I created some data for this example:
#load libraries
library(dplyr)
library(GA)
# create some data for this example
a1 = rnorm(1000,100,10)
b1 = rnorm(1000,100,5)
c1 = sample.int(1000, 1000, replace = TRUE)
train_data = data.frame(a1,b1,c1)
I defined the following function ("funct_set") over here:
funct_set <- function (x) {
x1 <- x[1]; x2 <- x[2]; x3 <- x[3] ; x4 <- x[4]
f <- numeric(4)
#bin data according to random criteria
train_data <- train_data %>%
mutate(cat = ifelse(a1 <= x1 & b1 <= x3, "a",
ifelse(a1 <= x2 & b1 <= x4, "b", "c")))
train_data$cat = as.factor(train_data$cat)
#new splits
a_table = train_data %>%
filter(cat == "a") %>%
select(a1, b1, c1, cat)
b_table = train_data %>%
filter(cat == "b") %>%
select(a1, b1, c1, cat)
c_table = train_data %>%
filter(cat == "c") %>%
select(a1, b1, c1, cat)
#calculate quantile ("quant") for each bin
table_a = data.frame(a_table%>% group_by(cat) %>%
mutate(quant = ifelse(c1 > x[5],1,0 )))
table_b = data.frame(b_table%>% group_by(cat) %>%
mutate(quant = ifelse(c1 > x[6],1,0 )))
table_c = data.frame(c_table%>% group_by(cat) %>%
mutate(quant = ifelse(c1 > x[7],1,0 )))
f[1] = -mean(table_a$quant)
f[2] = -mean(table_b$quant)
f[3] = -mean(table_c$quant)
#group all tables
final_table = rbind(table_a, table_b, table_c)
# calculate the total mean : this is what needs to be optimized
f[4] = -mean(final_table$quant)
return (f);
}
Then, I ran the optimization algorithm:
GA <- ga(type = "real-valued",
fitness = funct_set,
lower = c(80, 1, 80, 1, 90,180, 365), upper = c(100, 20, 100, 20, 140,400,720),
popSize = 50, maxiter = 20, run = 20)
This successfully runs, e.g. :
GA | iter = 1 | Mean = -0.9686663 | Best = -0.8636364
GA | iter = 2 | Mean = -0.9408230 | Best = -0.8571429
GA | iter = 3 | Mean = -0.9107766 | Best = -0.8571429
GA | iter = 4 | Mean = -0.8995899 | Best = -0.8571429
etc
But this produces the following warning:
There were 50 or more warnings (use warnings() to see the first 50)
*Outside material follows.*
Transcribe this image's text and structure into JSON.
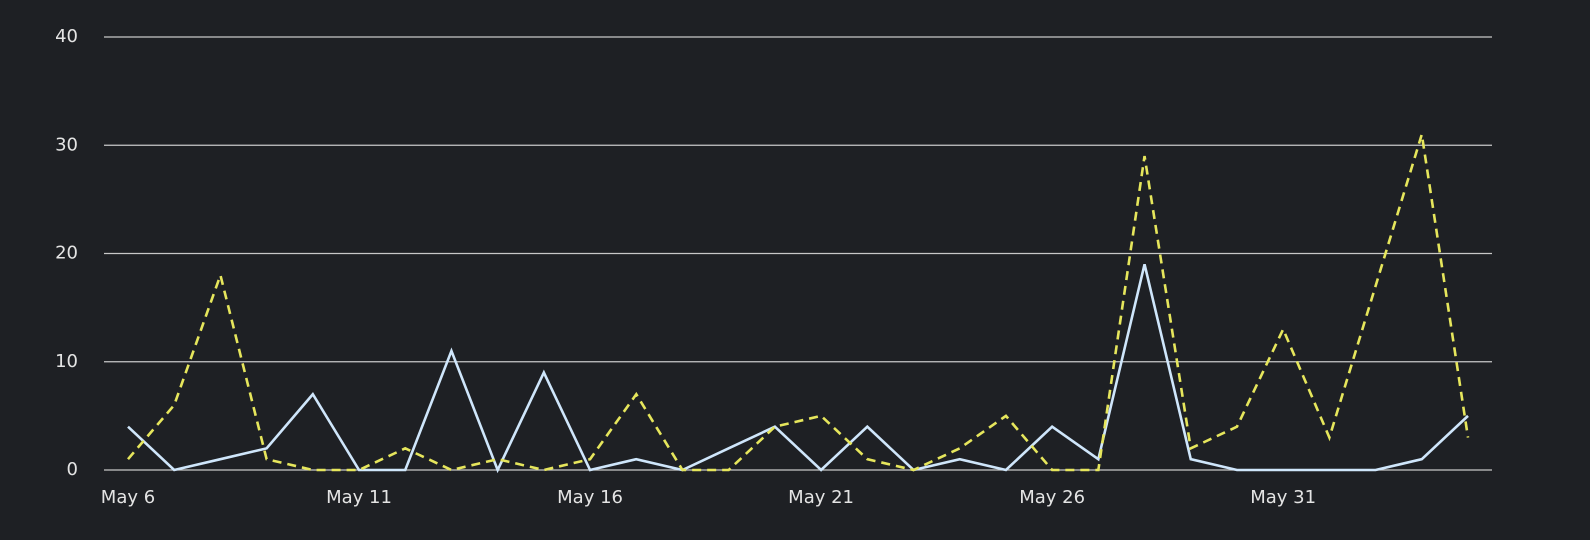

When I view the warnings, I see this warning appear multiple times:
#view warnings
warnings()
Warning messages:
1: In Fitness[i] <- fit :
number of items to replace is not a multiple of replacement length
2: In Fitness[i] <- fit :
number of items to replace is not a multiple of replacement length
3: In Fitness[i] <- fit :
number of items to replace is not a multiple of replacement length
etc
Does anyone know why these warnings are being produced? Is there a way to avoid these warnings?
Thanks